Washington’s U.S. Senators Patty Murray and Maria Cantwell Wednesday voted to convict President Donald Trump on two articles of impeachment, saying his solicitation of foreign interference in U.S. elections for personal political gain warrants his removal from office.

The stance by the two Democrats was perhaps as undramatic as the outcome of the impeachment trial itself, which had been preordained by Senate Majority Leader Mitch McConnell, R-Kentucky, to end with an acquittal.

But in interviews Wednesday morning with The Seattle Times, Murray and Cantwell said their votes will uphold a bedrock constitutional principle of protecting domestic elections from foreign influence.

“We need to fight this. … what has given the United States our leadership and authority is the fact that we have had free and fair elections,” Cantwell said.

Murray said endorsing or excusing Trump’s actions would send a dangerous message. “If we lower this bar and say foreign countries can interfere, we have set a precedent where we have to ask every president, who are you representing?” she said.

Both criticized the Senate trial, pointing to Republicans’ blocking relevant witnesses and documents related to Trump’s effort to get Ukraine to announce an investigation of a political rival, former Vice President Joe Biden.


Murray, the state’s senior senator, now serving her fifth term, contrasted the Trump impeachment with her 1999 vote to acquit President Bill Clinton on charges of lying under oath and obstruction of justice related to his affair with White House intern Monica Lewinsky.

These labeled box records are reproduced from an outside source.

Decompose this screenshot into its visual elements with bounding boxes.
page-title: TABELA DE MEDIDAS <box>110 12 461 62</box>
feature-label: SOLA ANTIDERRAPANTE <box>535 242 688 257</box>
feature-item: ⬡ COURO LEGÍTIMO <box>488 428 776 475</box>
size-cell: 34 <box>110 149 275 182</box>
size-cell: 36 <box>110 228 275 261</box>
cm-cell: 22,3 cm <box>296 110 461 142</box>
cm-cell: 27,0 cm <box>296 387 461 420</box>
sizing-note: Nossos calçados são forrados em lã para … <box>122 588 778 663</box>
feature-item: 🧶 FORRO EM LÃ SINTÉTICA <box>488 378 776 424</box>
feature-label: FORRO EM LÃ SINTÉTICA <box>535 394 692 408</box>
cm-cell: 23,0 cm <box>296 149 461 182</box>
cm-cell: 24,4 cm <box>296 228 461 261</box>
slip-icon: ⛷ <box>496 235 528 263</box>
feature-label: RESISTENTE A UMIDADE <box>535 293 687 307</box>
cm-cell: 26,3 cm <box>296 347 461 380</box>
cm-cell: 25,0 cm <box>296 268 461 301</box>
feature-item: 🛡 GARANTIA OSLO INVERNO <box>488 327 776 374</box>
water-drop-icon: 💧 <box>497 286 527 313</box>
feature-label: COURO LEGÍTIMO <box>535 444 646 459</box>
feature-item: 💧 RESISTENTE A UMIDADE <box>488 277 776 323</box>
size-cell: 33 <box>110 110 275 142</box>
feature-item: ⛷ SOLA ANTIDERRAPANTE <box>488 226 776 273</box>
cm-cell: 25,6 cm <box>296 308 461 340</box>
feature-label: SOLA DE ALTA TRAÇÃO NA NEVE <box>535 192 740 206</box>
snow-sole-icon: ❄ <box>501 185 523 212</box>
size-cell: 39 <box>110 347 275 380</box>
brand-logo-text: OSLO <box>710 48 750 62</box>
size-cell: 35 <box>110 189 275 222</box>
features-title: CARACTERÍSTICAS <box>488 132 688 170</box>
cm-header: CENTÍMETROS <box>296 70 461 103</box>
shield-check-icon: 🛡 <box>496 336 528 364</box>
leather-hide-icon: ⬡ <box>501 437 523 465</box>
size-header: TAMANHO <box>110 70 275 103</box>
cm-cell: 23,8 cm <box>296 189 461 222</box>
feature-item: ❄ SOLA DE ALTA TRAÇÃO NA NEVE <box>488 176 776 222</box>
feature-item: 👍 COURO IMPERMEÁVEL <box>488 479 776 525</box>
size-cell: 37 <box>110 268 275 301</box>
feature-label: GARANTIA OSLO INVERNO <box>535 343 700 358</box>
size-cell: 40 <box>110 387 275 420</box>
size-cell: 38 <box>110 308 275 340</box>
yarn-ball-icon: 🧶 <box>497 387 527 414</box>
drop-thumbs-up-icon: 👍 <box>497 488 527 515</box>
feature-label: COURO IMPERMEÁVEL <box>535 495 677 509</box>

During the Clinton impeachment, Murray acknowledged Clinton’s “reprehensible behavior” but said it didn’t merit his removal.

“If we are to remove a president for the first time in our nation’s history, none of us should have any doubts,” she said at the time. She also argued Clinton was redeemable and had been punished through the public spectacle of his trial.

“I will say for Bill Clinton, I had a personal conversation with him, and he knew he did wrong. He expressed that publicly as well,” Murray said Wednesday.

Trump has made no such admissions, referring repeatedly to his “perfect” phone call with Ukraine’s president. “This president has not only said he didn’t do wrong, but he’s made it very clear he will do it in the future. And that to me is extremely offensive,” Murray said.

During the Clinton impeachment trial, Murray said, the Senate ensured that at least the proceeding was seen as legitimate on a bipartisan basis.


“We were able to walk out of the Clinton trial, however we voted, and felt it was fair. The evidence was all brought before us, and it was based on our judgments on that. The difference this time is no one is going to walk out of this and say it was fair. No one is going to walk out of it and say evidence was presented. In fact, evidence was denied,” she said.

Murray also said Clinton’s offense centered on “lying about an affair,” while the allegations against Trump involve a more serious abuse of his office.

Some Senate Republicans have acknowledged that evidence in the impeachment inquiry showed Trump improperly pressured Ukrainian leaders to announce an investigation of Biden. But they said the misdeeds did not rise to the level of kicking Trump out of office ahead of the 2020 election.

Cantwell, serving her fourth term, said she heard from constituents demanding she take action to protect American institutions and elections.

“You didn’t hear about political convenience one way or another. Their point was you are supposed to hold people accountable for wrong actions — and what are you doing about this situation,” she said.

By declining to call new witnesses or hear all potential evidence, Cantwell said, Republicans could be setting themselves up for surprises as more information emerges on the Ukraine scandal.


Utah’s Sen. Mitt Romney was the lone Republican who voted to convict Trump on either charge. He voted in favor of a conviction on Article 1, abuse of power.

“I don’t think these guys were ever — I don’t know if it’s the power they see in Trump’s potential retribution, but [Republican senators] didn’t seem to gravitate toward here’s more ways we can get that information,” Cantwell said.

On Wednesday, House Judiciary Chair Jerry Nadler, D-New York, said it was “likely” that House Democrats will subpoena John Bolton, Trump’s former national security adviser, who has written a book saying the president told him to continue a freeze on military aid to the Ukraine until officials there helped with investigations into Biden.

Cantwell said evidence has shown Trump’s efforts to push Ukraine into a Biden probe involved more than the now-famous phone call between Trump and Ukraine President Volodymyr Zelensky. “To me it was a scheme involving many people over a long period of time,” she said.

The impeachment positions of Cantwell and Murray mirror the straight partisan divide in the state’s 10-member House delegation during the December vote to impeach Trump. All seven of Washington’s House Democrats voted in favor of the two articles of impeachment, while the three Republicans voted no.

Both Murray and Cantwell gave speeches on the Senate floor earlier this week announcing their intended votes.

As the impeachment proceeding ends, Trump’s approval rating in the Gallup Poll reached 49%, his highest mark yet in the poll, leaving some Democrats fretting that the trial backfired.

Murray said she has no idea what the political consequences will be, “but I know personally that I am on the record, as a U.S. senator representing millions of people in my home state, that it is not OK for a president to ask a foreign country to interfere in our election.”